Developers has permission to install, and maintain packages in the programming-tool category.
You are the boss of the company. You can relax, because you don't have to do the above tiresome tasks. It makes you happy thinking about, not hireing that arrogant unix-admin and that you doesn't have to pay his expensive fee.
As a programmer, you want to stay uptodate with the current development-tools. You recieve notifies when new packages gets added. You have no interest in packages which has gotten a low score when it were reviewed.
One day you decide to throw out you old x86 computer, and instead get a fancy mac with G5 cpu inside. Can your setup + configuration be reused?
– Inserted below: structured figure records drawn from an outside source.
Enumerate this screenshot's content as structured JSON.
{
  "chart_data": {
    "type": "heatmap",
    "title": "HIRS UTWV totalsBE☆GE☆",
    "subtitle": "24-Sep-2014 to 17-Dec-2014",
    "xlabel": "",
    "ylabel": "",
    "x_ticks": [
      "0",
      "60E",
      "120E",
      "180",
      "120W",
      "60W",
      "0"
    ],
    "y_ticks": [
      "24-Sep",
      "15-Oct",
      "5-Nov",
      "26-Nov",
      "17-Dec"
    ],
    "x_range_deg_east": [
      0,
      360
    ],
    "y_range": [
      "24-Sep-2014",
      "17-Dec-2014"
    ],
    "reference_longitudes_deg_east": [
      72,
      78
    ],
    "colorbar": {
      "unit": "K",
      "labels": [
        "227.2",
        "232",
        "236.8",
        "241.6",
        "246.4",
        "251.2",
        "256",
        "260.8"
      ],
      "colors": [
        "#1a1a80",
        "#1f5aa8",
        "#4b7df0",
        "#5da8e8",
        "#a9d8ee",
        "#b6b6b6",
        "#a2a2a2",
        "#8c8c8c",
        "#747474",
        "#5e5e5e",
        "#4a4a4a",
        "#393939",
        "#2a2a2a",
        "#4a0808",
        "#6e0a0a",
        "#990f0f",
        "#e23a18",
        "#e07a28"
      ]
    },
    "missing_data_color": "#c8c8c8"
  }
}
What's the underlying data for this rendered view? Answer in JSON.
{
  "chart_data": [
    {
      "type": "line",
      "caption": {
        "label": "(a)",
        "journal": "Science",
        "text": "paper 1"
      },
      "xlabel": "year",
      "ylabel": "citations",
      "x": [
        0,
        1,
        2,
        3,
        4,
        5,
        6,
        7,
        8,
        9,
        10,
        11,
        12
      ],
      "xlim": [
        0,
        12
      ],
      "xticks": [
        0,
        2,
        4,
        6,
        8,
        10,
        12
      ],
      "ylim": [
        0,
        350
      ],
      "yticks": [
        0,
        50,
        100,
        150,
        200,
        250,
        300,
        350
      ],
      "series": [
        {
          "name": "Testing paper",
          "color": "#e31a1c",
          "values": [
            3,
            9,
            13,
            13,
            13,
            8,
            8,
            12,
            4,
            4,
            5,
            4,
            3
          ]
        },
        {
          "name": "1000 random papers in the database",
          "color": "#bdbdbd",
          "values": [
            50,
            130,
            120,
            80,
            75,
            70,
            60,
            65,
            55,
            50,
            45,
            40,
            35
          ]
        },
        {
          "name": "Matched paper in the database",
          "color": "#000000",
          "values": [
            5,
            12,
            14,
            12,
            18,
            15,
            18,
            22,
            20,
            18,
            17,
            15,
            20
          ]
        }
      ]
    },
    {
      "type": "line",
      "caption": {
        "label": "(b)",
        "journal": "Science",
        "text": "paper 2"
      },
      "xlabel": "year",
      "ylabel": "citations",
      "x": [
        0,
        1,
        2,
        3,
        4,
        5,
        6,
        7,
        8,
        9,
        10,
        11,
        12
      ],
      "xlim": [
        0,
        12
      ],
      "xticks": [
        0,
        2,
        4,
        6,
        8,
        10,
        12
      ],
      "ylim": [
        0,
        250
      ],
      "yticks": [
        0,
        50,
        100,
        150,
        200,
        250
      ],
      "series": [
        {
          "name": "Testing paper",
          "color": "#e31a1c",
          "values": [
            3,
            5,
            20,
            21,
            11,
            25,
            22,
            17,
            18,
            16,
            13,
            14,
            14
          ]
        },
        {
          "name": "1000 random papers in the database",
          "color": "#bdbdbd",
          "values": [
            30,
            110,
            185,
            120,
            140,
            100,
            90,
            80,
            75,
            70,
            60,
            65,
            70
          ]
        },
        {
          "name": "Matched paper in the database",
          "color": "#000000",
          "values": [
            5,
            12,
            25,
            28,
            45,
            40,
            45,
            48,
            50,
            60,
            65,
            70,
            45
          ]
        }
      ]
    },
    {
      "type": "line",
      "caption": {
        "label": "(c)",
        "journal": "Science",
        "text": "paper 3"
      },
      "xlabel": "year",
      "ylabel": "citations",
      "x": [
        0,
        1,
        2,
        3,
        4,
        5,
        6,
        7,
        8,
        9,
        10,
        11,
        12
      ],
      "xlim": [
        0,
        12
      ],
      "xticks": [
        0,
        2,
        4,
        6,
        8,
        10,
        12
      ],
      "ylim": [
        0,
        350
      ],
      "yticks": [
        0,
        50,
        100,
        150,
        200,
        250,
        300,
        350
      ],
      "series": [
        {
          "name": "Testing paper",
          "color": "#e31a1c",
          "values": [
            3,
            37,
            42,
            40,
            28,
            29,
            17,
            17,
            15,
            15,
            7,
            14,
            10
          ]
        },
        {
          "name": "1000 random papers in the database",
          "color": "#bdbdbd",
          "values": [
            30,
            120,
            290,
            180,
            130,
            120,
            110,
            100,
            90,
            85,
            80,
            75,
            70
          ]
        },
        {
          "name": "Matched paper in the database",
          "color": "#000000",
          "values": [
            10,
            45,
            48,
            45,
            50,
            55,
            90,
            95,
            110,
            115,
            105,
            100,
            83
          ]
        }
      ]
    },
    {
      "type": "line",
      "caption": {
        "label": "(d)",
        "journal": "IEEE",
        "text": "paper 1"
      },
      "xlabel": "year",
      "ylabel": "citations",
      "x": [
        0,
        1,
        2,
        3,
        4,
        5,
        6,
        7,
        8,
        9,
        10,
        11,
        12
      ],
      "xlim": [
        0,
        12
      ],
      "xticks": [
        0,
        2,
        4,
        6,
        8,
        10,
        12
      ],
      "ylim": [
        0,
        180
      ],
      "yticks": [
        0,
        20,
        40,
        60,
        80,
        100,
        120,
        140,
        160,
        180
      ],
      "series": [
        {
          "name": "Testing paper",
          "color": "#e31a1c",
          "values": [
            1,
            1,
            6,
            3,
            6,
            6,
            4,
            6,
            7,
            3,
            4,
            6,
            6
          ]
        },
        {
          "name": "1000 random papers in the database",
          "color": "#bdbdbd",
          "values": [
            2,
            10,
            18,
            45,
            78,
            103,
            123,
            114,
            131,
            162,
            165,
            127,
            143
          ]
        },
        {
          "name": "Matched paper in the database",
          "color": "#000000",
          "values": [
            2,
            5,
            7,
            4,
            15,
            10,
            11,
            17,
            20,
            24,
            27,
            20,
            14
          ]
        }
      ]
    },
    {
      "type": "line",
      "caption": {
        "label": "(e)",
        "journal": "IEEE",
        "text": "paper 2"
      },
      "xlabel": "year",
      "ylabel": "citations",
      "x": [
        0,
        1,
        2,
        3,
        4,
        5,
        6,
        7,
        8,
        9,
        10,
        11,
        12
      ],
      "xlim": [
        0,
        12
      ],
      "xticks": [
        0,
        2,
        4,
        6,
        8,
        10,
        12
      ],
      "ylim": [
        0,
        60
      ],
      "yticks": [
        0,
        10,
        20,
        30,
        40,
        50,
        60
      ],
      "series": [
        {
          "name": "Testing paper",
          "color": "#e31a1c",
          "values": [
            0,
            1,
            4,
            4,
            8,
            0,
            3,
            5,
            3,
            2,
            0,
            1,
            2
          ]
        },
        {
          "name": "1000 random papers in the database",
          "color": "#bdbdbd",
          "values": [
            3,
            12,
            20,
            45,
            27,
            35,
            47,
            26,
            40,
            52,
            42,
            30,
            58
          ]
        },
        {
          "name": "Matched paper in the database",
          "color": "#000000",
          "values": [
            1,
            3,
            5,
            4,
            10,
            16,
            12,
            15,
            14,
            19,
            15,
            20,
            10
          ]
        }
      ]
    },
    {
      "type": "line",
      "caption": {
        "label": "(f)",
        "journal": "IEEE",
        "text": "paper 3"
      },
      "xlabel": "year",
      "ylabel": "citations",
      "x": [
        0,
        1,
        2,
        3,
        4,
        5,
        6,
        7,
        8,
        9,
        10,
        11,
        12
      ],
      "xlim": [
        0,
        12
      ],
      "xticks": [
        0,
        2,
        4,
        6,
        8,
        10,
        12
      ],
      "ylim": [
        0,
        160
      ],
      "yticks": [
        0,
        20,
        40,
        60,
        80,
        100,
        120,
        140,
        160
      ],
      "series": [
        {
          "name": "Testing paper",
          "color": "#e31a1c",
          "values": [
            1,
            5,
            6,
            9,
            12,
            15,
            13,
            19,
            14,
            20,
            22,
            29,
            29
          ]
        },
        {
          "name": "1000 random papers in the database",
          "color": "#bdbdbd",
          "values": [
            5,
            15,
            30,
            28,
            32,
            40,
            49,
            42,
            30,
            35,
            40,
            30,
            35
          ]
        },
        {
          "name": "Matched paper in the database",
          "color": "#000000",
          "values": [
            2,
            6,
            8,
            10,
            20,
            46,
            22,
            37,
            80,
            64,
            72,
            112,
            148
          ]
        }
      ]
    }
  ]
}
You want information about the recent security flaws in the packages you maintain. You have placed a checkmark in the 'automatic security updates' ckeckbox.
Bootstrapping yet another Ros system from scratch are easy. You simply install the base system, and invokes a check out of you favorite configuration.
When trouble strikes, then you can do an annotate and see what errornous changes you have made. Or perhaps you want to bring back an many months old configuration, which you suddenly need again.
You can take a daily snapshot of the configuration, and transfer it to a remote location. When the accident occur and one of you harddisks fails (for instance the only disk in your machine), then at least the system/application configuration are untouched.